Ziatron wrote:
Moreover, there have been occasions where people have been forced to divulge passwords, so FileVault isn't a complete answer for people using 8TB HDDs.
While there are varying levels of security available for various applications, nothing is going to stop an adversary with sufficient motivation, time, and resources. Even if you are using a hard drive and perform the highest level of secure deletion on a file, traces of the information you deleted may still be scattered across your computer within temp files, cache files, log files, virtual memory, and in RAM.
So when thinking of security, you need to decide how sensitive is the information and how sophisticated your adversary.
If you want to keep a family member from stumbling upon your web browsing history, that's relatively easy to do. If you want to protect personal and financial information on your hard drive or SSD when reselling a computer, that takes a bit more planning and effort. If you make a living in organized crime and the FBI is your adversary, that takes greater precautions still.

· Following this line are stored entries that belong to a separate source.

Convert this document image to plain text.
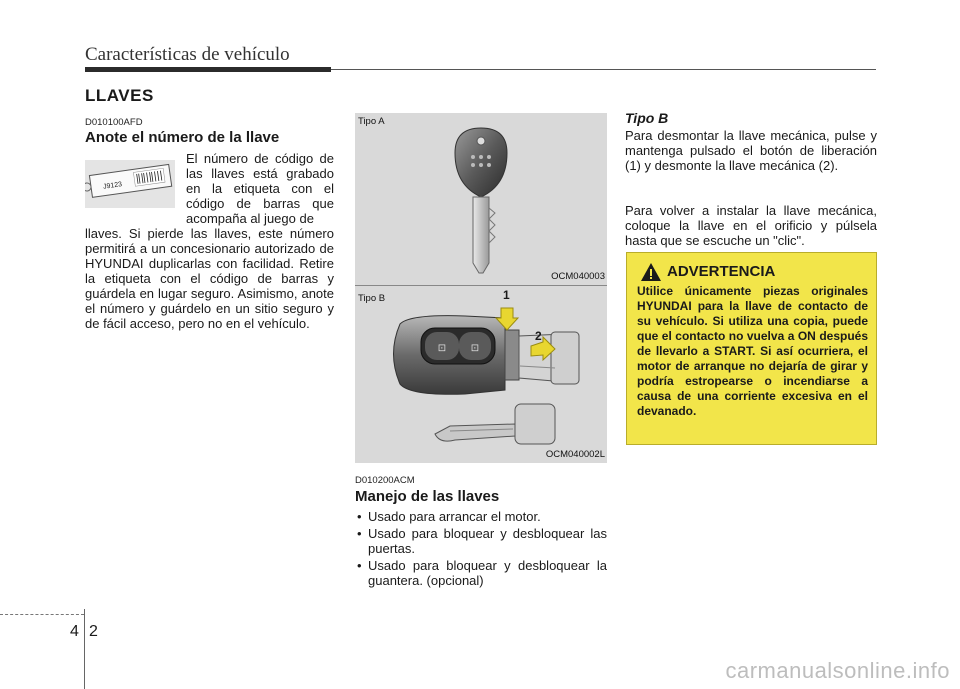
Características de vehículo
LLAVES
D010100AFD
Anote el número de la llave
J9123
El número de código de las llaves está grabado en la etiqueta con el código de barras que acompaña al juego de
llaves. Si pierde las llaves, este número permitirá a un concesionario autorizado de HYUNDAI duplicarlas con facilidad. Retire la etiqueta con el código de barras y guárdela en lugar seguro. Asimismo, anote el número y guárdelo en un sitio seguro y de fácil acceso, pero no en el vehículo.
Tipo A
OCM040003
Tipo B
⊡ ⊡
1
2
OCM040002L
D010200ACM
Manejo de las llaves
• Usado para arrancar el motor.
• Usado para bloquear y desbloquear las puertas.
• Usado para bloquear y desbloquear la guantera. (opcional)
Tipo B
Para desmontar la llave mecánica, pulse y mantenga pulsado el botón de liberación (1) y desmonte la llave mecánica (2).
Para volver a instalar la llave mecánica, coloque la llave en el orificio y púlsela hasta que se escuche un "clic".
ADVERTENCIA
Utilice únicamente piezas originales HYUNDAI para la llave de contacto de su vehículo. Si utiliza una copia, puede que el contacto no vuelva a ON después de llevarlo a START. Si así ocurriera, el motor de arranque no dejaría de girar y podría estropearse o incendiarse a causa de una corriente excesiva en el devanado.
4 2
carmanualsonline.info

And if your computer contains valuable military or industrial secrets and your adversary is a hostile foreign government, that's going to take a maximum amount of effort, which will come with a significant degree of complexity and inconvenience.
As Apple serves the consumer market, they only need to focus on the first and second scenarios, which they address with features like full disk encryption and private browsing mode on Safari. If you're conducting criminal activity or handling sensitive, high value data, then an off the shelf consumer product will not serve your needs out of the box.